As second-year grad student Vikash Gayah explained, “At some level all of us are using our understanding of the physics of traffic to organize traffic and control operations to meet our goals—which are the most efficient, fair, or equitable, way to move people and reduce interaction.”
In some cases, adding new lanes or roads is out of the question. “You have infrastructure that is already there, and it’s very, very expensive to tear down a building to add another road,” added Gayah. “So we’re trying to use more efficiently what’s already there. Maybe minimal changes, things that can be implemented very quickly, very cheaply, and to more efficiently use 
the space that is available.”
Map of Chengdu, China: ring roads and trunk roads.
The issue of fairness is another consideration.
“It’s also a question of organizing the modes so it’s more fair to all the modes,” explained Eric Gonzales. “So that people can continue to ride their bikes or continue to take the bus rather than leaving them and going to the car, making China more like the U.S. which is so car dependent. We want people to use sustainable modes, but make it easier and safer for them."
Added Yiguang Xuan, “It’s not about punishing the car driver or forcing peopled to use bikes and buses. It’s more about finding designs and systems to make everybody better off.”
New Models for Moving People
Nine graduate students recently sat down with NewsBITS to discuss the projects they are working on within the field of urban transportation operations.
Yiguang Xuan is studying how best to exploit the potential of a single intersection. Using data from Chengdu, China, he is trying to determine how to organize pedestrians, bicyclists, buses, and cars to move through an intersection as quickly and efficiently as possible. “We want to understand how to get the most out of a single intersection,” he said, adding that once he’s developed a model it will likely be field-tested in Chengdu. Ultimately, however, the model should be applicable to other cities, such as those in India, where there are multiple modes of travel.
Vikash Gayah is looking at a slightly larger road network—“maybe four to nine blocks,” or what the students refer to as “mesoscopic”—as opposed to Yiguang’s “microscopic” research. Gayah’s goal is to describe traffic in this so-called “building block” or small component of the city in a way that can eventually be scaled up to accurately explain multi-modal traffic at a city-wide level.

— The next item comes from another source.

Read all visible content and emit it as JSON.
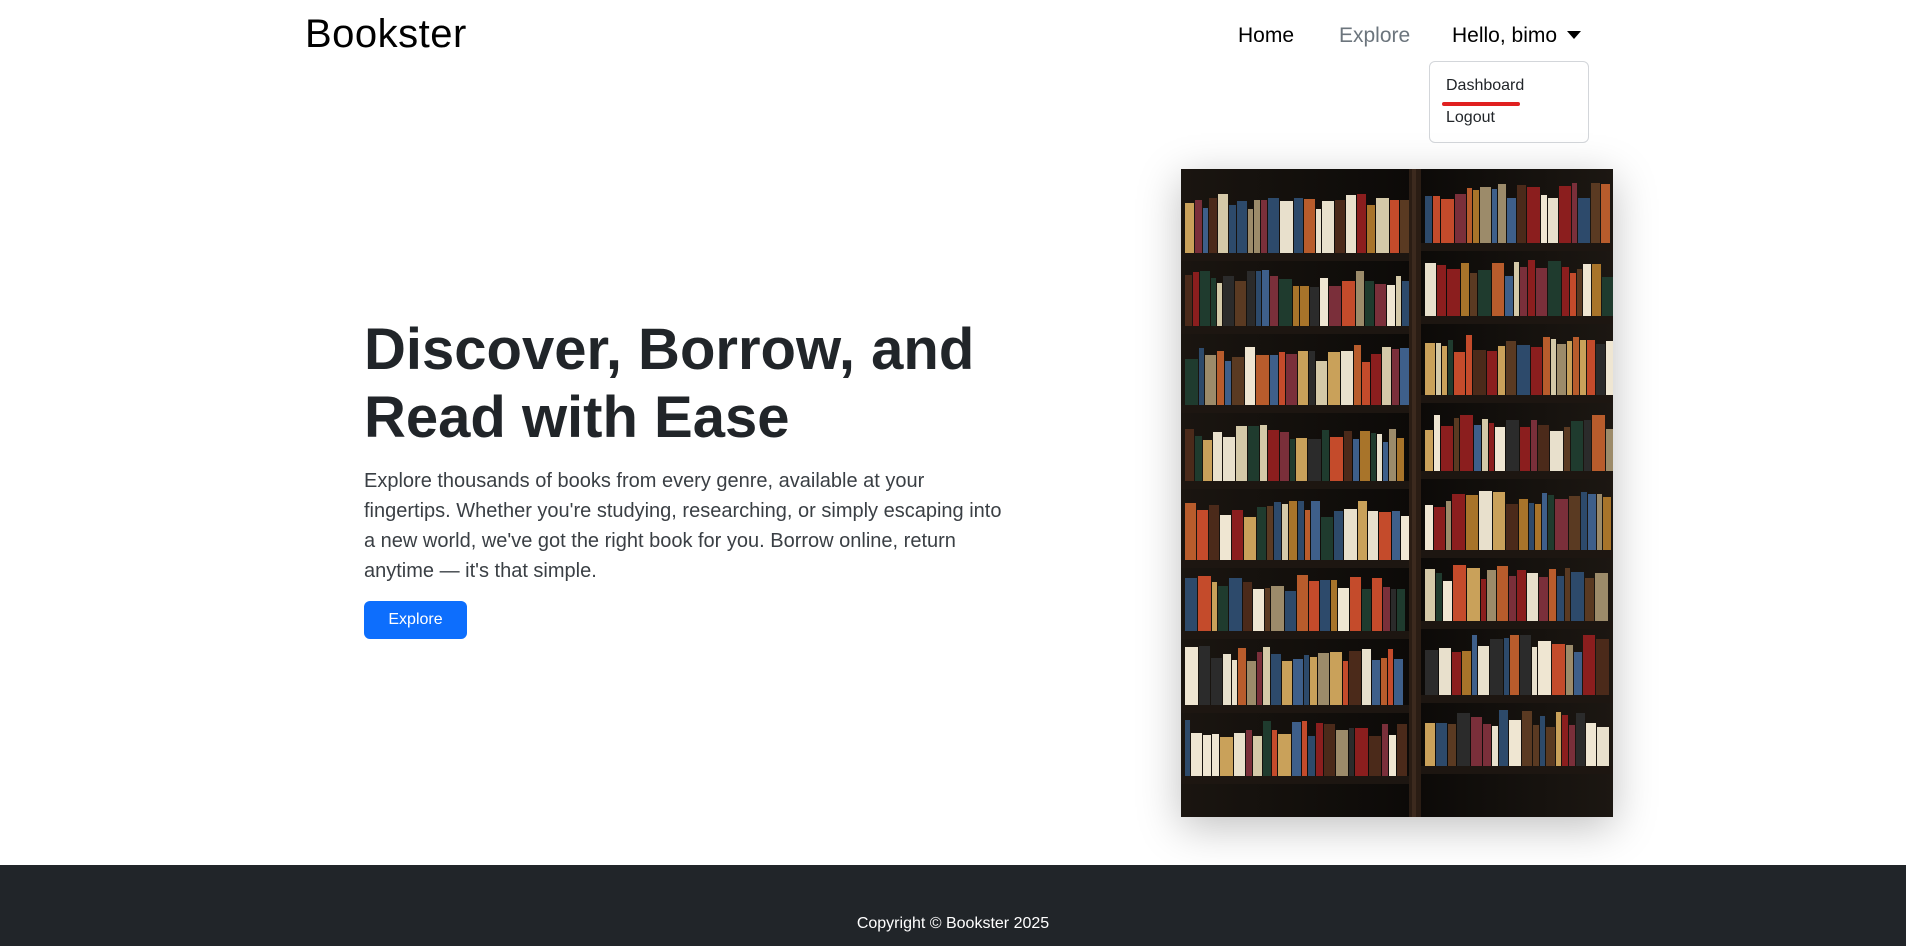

Gayah and Xuan are attempting to develop sorting methods to move multiple modes of traffic—buses, bicycles, cars and pedestrians—through intersections as quickly and efficiently as possible.
Karthik Sivakumaran is designing a model for bus feeder service to connect passengers to the trunk lines or primary corridors that ring a city or run through it. (See map of Chengdu above.) In the Bay Area, for example, the distance between BART stops is large, so there is a need for feeder services to connect passengers to the transit system. A series of concentric ring roads surround Chengdu, and Sivakumaran’s challenge is to build a model that will help passengers get to the planned Bus Rapid Transit system that will travel those rings. Using Chengdu data he will need to balance the operating costs of the transit system and the user costs, which are based on access and waiting times.
Weihua Gu’s work involves larger travel corridors or trunk roads, such as the ring roads around Chengdu. His research concerns differentiated service, such as a combination of express and local service, on trunk roads. “Under some conditions, the differentiated service will be operationally more efficient than a single service with only one bus route with fixed stops.”
Beyond Planning for Cars
Eric Gonzales and Celeste Chavis are looking to provide better transportation on another continent.
Using a macroscopic fundamental diagram, the two are working with a land-use planning group from Columbia University to better understand the traffic network in Nairobi, Kenya, and how to improve what is currently chaotic.
“We’re trying to figure out how many cars you can fit on the streets in Nairobi, and how many people that network can serve,” said Gonzales. By modeling the city and identifying these macroscopic relationships they can determine when traffic flow hits a tipping point and becomes congested.
Currently 50 percent of people walk along Nairobi’s streets, while 10 percent drive cars. The rest rely on “matatus,” informal jitneys, often small Nissan vans that carry up to 20 passengers. Chavis and Gonzales are focused on allocating the street space to the cars and matatus.
Currently the matatus are blamed for causing congestion as they stop erratically to pick up and drop off passengers. City leaders would like to ban the matatus, but Gonzales and Chavis point out that this informal transit system carries far more people to their destinations than do individual cars. And sidewalks are lacking for pedestrians who walk long distances on unsafe roadways.
Gonzales and Chavis are providing a “macroscopic” view of traffic in a city by examining traffic throughout an entire neighborhood.
“Each street in the city individually has very chaotic traffic behavior,” explained Gonzales. “You don’t get much from it because there is so much variability. But if you look at the traffic in a whole neighborhood, it starts to behave much more consistently.”
Eventually their research should provide the land-use team with information on where new roads should be added.
Ilgin Guler is examining traffic in Amman, Jordan as part of a larger project undertaken with ITS to transform and modernize that city’s transportation system. Guler is trying to determine if adding a dedicated bus line to major roads in the city will move more travelers to their destinations more quickly, perhaps even those driving cars.
“We want to get the buses moving faster without actually making traffic for cars worse,” she explained. “There are dedicated bus lanes in the U.S. as well, so there are existing studies and data to look at. Basically, we’re using Amman as a test field again, like most of the other grad students to see what more we can get out of this situation.”
Battling Bunching Buses
Josh Pilachowski is focusing on how to keep buses from bunching—the all-too-common tendency of two or three buses to arrive at the same stop at the same time instead of remaining properly spaced along the route.
“This is an old problem, but remarkably little work has been done,” said Pilachowski. “We know why buses bunch, but there’s been little success in attacking the root problem—which is when buses are no longer in equal headways or spacings, the system tends to move to failure, and two buses show up together.”
Transit signal priority, limited stops, a hierarchy of buses, even adding slack time to a schedule may all lessen the problem, but once the buses “move off equilibrium” they can’t regain it.
But new technologies such as GPS and wireless communications can help make buses intelligent decision-makers, explained Pilachowski.
“We want to minimize the amount of information that comes to bus drivers because they have enough to deal with. Instead, we want the buses to do most of the decision-making and know when the bus ahead, say, needs to speed up and the bus behind needs to slow down in order to stay in equilibrium. Ideally, the system should be robust enough to heal itself.”
A solution for bus bunching will not only help booming cities in China or India. It would go a long way toward making bus riders on College Avenue happier.
So as students at ITS find solutions for moving people more quickly and efficiently on other continents, the models they construct will also find their way back home where Californians continue to lose time and tempers to congestion.
--Christine Cosgrove